The “SAKURANBO” Concert 2

今日は天童市郊外の小学校で10時から音楽鑑賞教室でした・・・蒸し暑い空気の中、子供たちと地域の皆さんは私たちの演奏を楽しんでいただけたようです。このあと、15時30分から山形テルサでリハーサルです。その模様はまたあらためて・・・。

さて、昨日の続きです。飯森シェフの指揮棒が空を切り、ベートーヴェンの序曲「レオンーレ」第3番が始まります。私の席からは客席が良く見渡せるので、聴衆の反応がすぐにわかります。音楽が始まるまでは半信半疑的な面持ちで待っていた多くの聴衆は、「・・・!」のような印象を受けたのでしょう、たちまち笑顔が浮かびます。いわゆる「つかみ」の部分で聴衆の心を舞台に引っ張ることができれば、その公演の成功率はとても高まります。オーケストラは難所といわれるいくつかの箇所を見事にクリアし、とりわけフルート、ファゴットのソロが音楽にさらなる躍動感を生み出します。私も久しぶりの1stを楽しみながら、しかし慎重に演奏してゆきます。そして終結部であるC-Durの絶対的な存在感を持つアコードがホール内に響くと同時に大きな拍手が鳴り出し、飯森シェフも満足げな表情を浮かべて答礼します。

2曲目のショスタコービッチでは、ピアノとトランペット、そして弦合奏が時折ユーモアを織り交ぜながら対話と対立、融合を繰り返し、この曲の持つ個性的な色合いを強調するような演奏です。いつも思うのですが、この曲は「ピアノとトランペットのための二重協奏曲」と呼んだ方が適切です。ちなみに、同じショスタコービッチのチェロ協奏曲には、ホルンが同様の役割を担っていて、とても珍しい2曲です。ソリストの河村尚子さん、井上直樹さん、そして山響の弦楽セクションもそれぞれ素晴らしい演奏で、この曲での近年稀に見る名演だったと思いますし、聴衆の反応も大変エキサイティングなものでした。ここで休憩に入り、バックステージではソリストに祝福の嵐が吹き荒れます。また、名誉指揮者の黒岩英臣先生や、假屋崎省吾さん、秋川雅史さんも飯森シェフや二人のソリストに祝福に訪れ、談笑しています。

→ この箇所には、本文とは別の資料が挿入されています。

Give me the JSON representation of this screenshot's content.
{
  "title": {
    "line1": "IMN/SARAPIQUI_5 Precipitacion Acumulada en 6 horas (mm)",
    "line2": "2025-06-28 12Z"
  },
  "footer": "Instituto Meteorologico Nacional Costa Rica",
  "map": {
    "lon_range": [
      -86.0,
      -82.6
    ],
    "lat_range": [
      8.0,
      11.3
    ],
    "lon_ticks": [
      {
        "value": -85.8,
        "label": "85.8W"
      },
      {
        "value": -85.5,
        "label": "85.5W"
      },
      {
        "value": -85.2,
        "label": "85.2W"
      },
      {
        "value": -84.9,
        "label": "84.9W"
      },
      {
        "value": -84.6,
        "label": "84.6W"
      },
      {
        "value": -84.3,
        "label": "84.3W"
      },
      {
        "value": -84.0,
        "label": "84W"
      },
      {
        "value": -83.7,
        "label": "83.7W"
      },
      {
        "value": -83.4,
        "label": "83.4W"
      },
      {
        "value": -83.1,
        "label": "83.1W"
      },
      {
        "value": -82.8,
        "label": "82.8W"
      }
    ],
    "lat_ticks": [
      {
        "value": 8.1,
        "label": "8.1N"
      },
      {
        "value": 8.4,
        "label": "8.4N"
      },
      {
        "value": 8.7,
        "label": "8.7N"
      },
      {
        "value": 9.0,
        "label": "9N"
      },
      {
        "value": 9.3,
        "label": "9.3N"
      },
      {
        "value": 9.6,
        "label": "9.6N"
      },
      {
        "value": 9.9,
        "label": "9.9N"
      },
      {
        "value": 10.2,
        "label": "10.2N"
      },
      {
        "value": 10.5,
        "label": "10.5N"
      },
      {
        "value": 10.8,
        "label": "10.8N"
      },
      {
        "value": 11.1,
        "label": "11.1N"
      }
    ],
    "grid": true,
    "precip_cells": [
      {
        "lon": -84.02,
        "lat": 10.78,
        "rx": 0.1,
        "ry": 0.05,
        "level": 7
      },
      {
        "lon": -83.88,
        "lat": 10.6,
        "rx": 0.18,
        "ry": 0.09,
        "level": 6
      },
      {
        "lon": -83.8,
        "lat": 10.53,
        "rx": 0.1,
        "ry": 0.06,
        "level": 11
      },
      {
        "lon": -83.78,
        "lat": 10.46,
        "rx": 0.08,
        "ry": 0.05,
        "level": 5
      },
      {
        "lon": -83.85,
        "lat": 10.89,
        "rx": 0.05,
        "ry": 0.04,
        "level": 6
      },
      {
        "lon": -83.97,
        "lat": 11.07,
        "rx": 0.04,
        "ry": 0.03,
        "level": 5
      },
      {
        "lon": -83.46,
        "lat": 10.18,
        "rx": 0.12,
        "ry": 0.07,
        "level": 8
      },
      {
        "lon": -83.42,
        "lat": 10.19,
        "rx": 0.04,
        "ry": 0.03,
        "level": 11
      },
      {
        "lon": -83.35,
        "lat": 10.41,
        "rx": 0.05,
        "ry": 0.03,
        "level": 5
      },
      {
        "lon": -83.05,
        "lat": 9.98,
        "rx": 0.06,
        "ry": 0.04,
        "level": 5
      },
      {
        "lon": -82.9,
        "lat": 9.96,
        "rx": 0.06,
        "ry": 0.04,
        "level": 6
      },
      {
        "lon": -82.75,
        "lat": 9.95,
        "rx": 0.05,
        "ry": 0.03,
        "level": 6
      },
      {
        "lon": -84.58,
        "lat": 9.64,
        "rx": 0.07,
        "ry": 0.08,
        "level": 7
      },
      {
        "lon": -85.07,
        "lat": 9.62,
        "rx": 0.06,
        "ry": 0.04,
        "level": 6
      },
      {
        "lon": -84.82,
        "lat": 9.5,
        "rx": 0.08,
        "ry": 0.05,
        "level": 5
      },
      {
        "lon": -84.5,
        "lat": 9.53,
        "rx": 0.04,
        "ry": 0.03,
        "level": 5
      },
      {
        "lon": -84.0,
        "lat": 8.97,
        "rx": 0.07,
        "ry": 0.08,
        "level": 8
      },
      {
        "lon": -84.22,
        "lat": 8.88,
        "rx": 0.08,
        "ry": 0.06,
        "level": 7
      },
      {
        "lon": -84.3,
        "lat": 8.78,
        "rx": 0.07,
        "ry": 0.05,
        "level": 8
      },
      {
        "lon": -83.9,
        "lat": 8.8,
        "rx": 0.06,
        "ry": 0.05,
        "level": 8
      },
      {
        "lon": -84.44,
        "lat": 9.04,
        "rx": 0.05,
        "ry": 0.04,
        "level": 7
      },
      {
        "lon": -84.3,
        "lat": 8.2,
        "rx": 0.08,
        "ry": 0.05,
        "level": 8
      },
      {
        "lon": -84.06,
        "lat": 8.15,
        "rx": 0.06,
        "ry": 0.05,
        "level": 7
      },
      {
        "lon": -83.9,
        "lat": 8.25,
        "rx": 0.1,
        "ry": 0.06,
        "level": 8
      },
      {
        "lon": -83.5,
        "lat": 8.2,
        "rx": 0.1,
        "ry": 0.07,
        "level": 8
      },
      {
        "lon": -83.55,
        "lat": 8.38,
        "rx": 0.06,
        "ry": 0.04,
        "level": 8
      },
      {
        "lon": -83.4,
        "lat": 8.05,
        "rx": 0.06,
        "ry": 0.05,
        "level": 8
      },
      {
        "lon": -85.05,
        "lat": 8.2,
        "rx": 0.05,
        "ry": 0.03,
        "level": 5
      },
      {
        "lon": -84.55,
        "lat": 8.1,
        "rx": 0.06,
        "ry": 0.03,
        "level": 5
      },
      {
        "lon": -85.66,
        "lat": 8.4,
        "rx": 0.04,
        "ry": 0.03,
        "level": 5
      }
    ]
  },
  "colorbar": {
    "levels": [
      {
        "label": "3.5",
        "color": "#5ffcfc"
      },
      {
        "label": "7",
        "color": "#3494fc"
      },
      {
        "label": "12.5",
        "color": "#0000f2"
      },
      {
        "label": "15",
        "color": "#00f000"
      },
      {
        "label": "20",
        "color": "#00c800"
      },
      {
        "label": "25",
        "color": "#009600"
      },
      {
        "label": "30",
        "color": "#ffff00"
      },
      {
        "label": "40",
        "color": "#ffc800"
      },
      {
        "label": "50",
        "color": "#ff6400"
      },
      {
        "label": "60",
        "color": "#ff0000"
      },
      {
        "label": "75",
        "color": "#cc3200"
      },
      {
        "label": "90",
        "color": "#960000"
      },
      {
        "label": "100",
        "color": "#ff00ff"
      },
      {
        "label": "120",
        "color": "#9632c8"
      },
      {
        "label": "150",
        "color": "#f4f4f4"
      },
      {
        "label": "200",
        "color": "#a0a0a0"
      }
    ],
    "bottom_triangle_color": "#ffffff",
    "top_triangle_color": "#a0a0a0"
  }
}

後半のチャイコフスキーでは、先ほどまでソリストであった首席トランペットの井上さんも自分の席に着きます。ソリストが後半のプログラムも演奏する事はごく稀ですが、いつもの通り元気いっぱいで、疲れも感じさせません。冒頭、ホルンのファンファーレがトランペットに渡される箇所は、決して易しくはないのですが、響きはスムーズです。ゲネプロより高揚した音楽、しかしバランスには注意を払いながら音楽は流暢に進みます。チャイコフスキーというと、往年のソヴィエト時代のモスクワやレニングラードのオーケストラが演奏する大変に激しい響きを連想しがちですが、それに比べると山響のチャイコフスキーは西ヨーロッパ的な色彩を帯びるかのような洗練を示していると思います。オーボエ、フルート、クラリネット、ファゴットの豊かな音色と、透明感のある弦楽セクション(編成が少ない事が逆に美しい響きを生み出している、と言ったら弦の皆さんに叱られるでしょうか・・・)が美しい音楽を織りなしてゆきます。金管セクションもパワフルですが、混濁する事なく響いています。そして第四楽章で最高潮に達した音楽は、第一楽章冒頭のファンファーレが再び現れる事で自ら運命を断ち切るかのように立ち止まります。そして歓喜のフィナーレ・・・まるで、ベートーヴェンの5番のようです。オーケストラはすべてを解放したようなサウンドで音楽を締めくくり、聴衆の熱狂的な拍手がホールを埋め尽くします。飯森シェフは、カーテンコールの間、管楽器の首席奏者をはじめ、活躍したセクションに答礼の起立を促し、プレイヤーもそれに応えます。会場を埋め尽くした聴衆も満足した表情でステージを見ています。本当に大成功な演奏会だったと思います。終演後はどの顔も心地よい疲労感に満ちていて、達成感を持ってホールを後にしました。私は都内某所、某芸能人がプロデュースするお店で打ち上がり、心と体を解くように過しました・・・。

山響は来年もこの時期に再びオペラシティに帰ってきます。そして来年は秋にも首都圏でのコンサートが予定されているそうで、ますます拡がる山響への期待にしっかりと応えられるよう、これからもがんばりたいと思っています。今回、聴きにきて下さった多くの方々、そして山形で応援して下さったファンの皆様、本当にありがとうございました!